Bosz memainkan skema menekannya dengan formasi awal 4-3-3. Sementara Leipzig sebenarnya bisa dibilang memakai formasi 4-4-3 juga. Namun dengan mengandalkan dua penyerang dan satu gelandang serang untuk menekan lawan, Leipzig lebih layak disebut memakai formasi 4-1-2-1-2.

Gambar 1 – Susunan pemain Bayer Leverkusen dan RB Leipzig – sumber: Wyscout

Meski terjadi drama enam gol, empat gol yang tercipta berasal dari situasi bola mati: Kai Havertz mencetak gol penalti (1-0), Marcel Sabitzer mencetak gol tendangan bebas (1-1), Havertz kemudian mencetak gol yang berawal dari sepak pojok (2-1), dan Emil Forsberg mencetak gol penalti (2-3).

Hanya gol tendangan bebas Sabitzer yang berawal dari taktik Leverkusen dan respons Leipzig (akan dijelaskan lebih lanjut setelah ini).

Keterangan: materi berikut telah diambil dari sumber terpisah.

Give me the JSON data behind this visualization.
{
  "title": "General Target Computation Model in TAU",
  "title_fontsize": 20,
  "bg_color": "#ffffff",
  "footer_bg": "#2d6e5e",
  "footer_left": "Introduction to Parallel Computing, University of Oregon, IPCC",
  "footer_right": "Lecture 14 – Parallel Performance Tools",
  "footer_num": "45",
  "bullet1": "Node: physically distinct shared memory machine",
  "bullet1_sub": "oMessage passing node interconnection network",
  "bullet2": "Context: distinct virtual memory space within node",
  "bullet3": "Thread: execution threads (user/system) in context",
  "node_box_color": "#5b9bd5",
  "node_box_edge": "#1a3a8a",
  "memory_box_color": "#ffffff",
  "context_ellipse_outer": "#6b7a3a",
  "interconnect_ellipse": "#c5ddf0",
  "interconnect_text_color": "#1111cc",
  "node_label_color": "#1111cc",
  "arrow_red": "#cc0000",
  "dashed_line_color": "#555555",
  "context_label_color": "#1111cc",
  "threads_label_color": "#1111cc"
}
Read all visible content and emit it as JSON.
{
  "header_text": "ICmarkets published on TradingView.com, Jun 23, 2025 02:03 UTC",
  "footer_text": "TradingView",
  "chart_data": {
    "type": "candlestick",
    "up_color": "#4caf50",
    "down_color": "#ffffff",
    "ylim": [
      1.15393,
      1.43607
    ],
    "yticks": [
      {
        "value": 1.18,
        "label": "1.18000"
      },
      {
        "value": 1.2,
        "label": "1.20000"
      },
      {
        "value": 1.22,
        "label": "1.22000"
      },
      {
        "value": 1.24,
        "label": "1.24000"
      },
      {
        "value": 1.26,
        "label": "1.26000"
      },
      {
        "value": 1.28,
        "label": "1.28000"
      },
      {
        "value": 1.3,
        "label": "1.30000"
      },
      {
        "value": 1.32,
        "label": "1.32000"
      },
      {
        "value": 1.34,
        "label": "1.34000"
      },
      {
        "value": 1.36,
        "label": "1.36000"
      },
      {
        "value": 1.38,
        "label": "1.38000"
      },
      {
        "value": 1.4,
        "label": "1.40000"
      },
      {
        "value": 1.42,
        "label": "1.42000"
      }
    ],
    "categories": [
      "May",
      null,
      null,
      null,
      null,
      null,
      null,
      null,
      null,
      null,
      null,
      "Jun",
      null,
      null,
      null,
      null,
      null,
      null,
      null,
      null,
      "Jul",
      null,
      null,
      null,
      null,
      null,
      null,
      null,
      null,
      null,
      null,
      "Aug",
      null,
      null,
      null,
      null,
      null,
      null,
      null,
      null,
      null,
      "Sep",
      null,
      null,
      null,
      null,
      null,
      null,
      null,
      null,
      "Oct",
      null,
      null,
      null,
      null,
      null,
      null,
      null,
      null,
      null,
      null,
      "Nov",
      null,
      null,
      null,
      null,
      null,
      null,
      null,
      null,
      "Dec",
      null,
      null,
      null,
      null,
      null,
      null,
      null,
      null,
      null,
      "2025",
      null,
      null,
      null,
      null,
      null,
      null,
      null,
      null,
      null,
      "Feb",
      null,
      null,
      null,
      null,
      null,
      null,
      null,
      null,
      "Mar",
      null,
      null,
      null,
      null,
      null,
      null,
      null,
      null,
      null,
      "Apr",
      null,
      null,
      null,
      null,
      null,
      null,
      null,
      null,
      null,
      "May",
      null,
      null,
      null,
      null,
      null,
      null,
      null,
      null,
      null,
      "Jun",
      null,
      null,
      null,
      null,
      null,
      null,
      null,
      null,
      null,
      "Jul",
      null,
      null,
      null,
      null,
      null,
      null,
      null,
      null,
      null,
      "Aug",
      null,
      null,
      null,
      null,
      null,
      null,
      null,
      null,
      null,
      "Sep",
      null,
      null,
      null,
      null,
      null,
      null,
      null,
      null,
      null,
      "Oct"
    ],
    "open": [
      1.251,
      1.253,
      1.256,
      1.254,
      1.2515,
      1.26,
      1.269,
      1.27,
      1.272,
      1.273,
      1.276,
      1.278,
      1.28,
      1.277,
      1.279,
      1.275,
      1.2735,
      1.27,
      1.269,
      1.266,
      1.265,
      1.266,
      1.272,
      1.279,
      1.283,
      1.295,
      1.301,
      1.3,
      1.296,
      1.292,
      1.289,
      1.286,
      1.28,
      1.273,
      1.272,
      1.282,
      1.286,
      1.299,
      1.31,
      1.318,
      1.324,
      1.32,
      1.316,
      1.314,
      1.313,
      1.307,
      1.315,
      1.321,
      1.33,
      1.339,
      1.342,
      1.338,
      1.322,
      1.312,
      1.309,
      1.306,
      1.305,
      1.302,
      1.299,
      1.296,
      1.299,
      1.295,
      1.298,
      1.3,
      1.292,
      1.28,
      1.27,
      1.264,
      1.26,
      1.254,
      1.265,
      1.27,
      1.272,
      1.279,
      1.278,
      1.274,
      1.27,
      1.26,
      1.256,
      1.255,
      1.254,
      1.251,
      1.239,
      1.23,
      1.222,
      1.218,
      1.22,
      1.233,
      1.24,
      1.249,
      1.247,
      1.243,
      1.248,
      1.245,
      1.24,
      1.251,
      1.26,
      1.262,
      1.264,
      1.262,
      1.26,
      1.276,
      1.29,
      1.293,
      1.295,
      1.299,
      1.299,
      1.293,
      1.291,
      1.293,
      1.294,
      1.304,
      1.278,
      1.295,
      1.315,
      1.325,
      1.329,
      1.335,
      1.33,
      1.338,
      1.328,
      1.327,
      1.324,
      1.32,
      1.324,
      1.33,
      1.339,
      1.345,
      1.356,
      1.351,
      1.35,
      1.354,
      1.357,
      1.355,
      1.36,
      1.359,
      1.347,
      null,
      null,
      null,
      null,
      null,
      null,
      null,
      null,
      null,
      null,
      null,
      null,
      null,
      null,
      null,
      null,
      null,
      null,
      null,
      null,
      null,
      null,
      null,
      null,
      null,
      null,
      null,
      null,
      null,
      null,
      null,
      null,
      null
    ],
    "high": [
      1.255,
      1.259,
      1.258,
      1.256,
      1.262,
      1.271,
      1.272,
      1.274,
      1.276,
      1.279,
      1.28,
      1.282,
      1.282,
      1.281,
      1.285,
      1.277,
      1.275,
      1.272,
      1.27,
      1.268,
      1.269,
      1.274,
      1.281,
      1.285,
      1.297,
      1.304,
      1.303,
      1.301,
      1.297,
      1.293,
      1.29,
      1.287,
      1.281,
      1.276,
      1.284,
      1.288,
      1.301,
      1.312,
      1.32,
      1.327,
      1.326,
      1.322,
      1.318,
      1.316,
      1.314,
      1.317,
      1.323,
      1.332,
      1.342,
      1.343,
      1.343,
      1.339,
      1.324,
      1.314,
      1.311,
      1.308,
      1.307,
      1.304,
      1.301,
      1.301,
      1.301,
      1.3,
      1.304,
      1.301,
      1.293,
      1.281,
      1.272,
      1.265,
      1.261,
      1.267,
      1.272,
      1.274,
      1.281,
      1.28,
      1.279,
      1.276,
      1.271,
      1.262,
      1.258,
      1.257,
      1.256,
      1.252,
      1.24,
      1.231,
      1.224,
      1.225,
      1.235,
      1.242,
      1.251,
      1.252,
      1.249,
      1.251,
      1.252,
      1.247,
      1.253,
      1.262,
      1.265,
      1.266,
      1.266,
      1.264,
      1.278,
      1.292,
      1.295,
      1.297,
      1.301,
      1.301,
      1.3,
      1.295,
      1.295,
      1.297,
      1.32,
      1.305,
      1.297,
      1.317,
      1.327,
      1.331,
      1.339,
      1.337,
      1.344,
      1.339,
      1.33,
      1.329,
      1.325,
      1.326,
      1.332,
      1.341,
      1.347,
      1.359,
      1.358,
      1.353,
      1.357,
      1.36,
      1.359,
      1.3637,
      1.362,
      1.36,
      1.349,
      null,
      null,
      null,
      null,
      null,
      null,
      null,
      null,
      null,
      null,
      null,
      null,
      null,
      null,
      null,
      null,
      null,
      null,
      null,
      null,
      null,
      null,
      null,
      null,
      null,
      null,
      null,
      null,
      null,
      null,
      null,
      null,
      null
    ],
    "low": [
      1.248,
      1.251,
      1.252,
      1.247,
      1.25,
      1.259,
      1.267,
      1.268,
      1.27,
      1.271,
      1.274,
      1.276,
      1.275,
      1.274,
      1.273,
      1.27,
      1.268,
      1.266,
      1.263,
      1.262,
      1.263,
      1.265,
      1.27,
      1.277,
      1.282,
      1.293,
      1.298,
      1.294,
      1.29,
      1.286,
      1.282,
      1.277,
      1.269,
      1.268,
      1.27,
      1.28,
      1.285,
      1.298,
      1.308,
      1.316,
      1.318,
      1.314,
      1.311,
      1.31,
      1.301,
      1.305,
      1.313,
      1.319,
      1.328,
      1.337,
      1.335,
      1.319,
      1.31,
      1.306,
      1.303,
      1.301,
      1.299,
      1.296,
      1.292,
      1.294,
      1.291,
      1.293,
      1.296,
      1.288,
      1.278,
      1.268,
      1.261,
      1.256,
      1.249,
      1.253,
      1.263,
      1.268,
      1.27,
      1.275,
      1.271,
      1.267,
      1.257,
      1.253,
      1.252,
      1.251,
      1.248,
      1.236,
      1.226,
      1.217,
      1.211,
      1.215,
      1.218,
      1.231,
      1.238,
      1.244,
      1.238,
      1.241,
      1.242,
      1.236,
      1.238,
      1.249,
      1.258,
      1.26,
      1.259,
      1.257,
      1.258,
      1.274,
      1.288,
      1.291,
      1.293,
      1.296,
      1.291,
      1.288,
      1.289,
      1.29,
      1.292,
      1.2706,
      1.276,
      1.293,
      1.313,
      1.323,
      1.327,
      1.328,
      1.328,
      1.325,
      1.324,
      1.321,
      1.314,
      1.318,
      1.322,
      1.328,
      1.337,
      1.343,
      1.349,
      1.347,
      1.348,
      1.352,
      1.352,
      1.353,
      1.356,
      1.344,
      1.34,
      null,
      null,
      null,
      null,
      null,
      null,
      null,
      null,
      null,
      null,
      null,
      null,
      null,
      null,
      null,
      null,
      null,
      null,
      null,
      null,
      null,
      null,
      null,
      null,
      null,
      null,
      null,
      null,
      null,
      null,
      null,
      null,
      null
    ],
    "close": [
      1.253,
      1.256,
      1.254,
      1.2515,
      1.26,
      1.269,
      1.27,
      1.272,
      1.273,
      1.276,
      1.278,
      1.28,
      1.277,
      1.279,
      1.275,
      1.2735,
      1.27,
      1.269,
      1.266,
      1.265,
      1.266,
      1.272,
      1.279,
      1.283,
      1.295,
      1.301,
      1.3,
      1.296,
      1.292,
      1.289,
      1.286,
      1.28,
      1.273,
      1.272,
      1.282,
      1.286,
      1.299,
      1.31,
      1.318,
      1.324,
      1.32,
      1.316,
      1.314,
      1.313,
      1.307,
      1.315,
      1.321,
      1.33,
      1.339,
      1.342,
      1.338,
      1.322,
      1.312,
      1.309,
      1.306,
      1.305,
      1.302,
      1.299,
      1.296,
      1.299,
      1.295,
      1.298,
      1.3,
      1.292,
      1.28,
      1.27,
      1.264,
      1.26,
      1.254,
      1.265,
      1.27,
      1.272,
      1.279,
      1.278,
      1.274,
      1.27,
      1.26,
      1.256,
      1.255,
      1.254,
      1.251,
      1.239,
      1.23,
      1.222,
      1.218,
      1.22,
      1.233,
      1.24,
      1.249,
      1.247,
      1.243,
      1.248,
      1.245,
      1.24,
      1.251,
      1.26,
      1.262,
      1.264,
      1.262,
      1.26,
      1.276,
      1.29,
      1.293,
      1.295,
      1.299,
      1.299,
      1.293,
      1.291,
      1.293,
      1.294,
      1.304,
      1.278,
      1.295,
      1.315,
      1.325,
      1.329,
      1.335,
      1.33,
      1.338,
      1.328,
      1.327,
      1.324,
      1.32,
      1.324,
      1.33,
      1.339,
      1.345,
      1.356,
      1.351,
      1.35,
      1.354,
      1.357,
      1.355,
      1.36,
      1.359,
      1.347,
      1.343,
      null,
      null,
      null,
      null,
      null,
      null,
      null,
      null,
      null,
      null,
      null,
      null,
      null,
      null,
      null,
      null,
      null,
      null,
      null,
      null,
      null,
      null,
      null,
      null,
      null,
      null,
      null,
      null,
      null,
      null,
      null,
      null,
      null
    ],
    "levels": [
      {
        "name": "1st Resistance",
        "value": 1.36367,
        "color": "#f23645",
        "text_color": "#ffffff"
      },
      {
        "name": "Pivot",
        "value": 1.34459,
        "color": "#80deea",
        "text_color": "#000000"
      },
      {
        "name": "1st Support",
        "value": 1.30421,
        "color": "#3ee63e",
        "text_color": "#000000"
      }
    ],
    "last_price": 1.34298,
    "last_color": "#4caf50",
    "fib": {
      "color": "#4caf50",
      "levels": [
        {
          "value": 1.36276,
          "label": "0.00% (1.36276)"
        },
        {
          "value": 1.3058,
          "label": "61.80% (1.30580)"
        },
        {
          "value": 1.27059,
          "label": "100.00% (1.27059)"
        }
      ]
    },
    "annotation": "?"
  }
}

Insiden penalti pada gol Forsberg bahkan menuai kontroversi. Kemudian gol yang tak berasal dari set piece adalah gol penyama kedudukan dari Timo Werner dan gol spektakuler Matheus Cunha di menit ke-83.

Sepanjang 90 menit, kedua kesebelasan sama-sama berhasil mencatatkan empat shot on target. Bedanya semua tembakan on target Leipzig berbuah gol, tapi Leverkusen hanya dua gol.

Tranformasi Tekanan Leipzig

Selain hasil akhirnya, ada beberapa alasan kenapa pertandingan Leverkusen melawan Leipzig lebih menarik secara taktis daripada Bayern melawan Dortmund. Leipzig dan Leverkusen sama-sama banyak menembak: Leverkusen terbanyak ketiga di Bundesliga (384 tembakan), Leipzig terbanyak keempat (375).

Begitu juga ketika melihat statistik key pass, Leverkusen (terbanyak ketiga dengan 96 key pass) dan Leipzig (terbanyak keempat dengan 92) sama-sama menunjukkan intensitas yang tinggi. Dari awal, di atas kertas, pertandingan ini sudah menjanjikan terjadinya banyak peluang.

Kemudian kedua pelatih juga sama-sama mengandalkan pressing dalam permainan mereka, meski Leipzig lebih reaktif.

Pada pertandingan ini, pressing kedua kesebelasan bisa terlihat pada Leverkusen yang mencatatkan 21 opponent half recoveries, sementara Leipzig 28. Meski Leipzig lebih banyak melakukan recovery di wilayah lawan, pressing Leipzig baru benar-benar intens ketika Leverkusen sudah memasuki middle third.

Gambar 2 – Leipzig menekan lebih intens ketika tertinggal

Skema pressing Leipzig agak berubah ketika mereka sadar mereka butuh mengejar gol, sehingga mereka menerapkan pressing yang lebih intens di final third. Contohnya bisa dilihat pada gambar di atas. Itu lah kenapa pada akhirnya opponent half recovery yang mereka catatkan bisa lebih banyak daripada Leverkusen.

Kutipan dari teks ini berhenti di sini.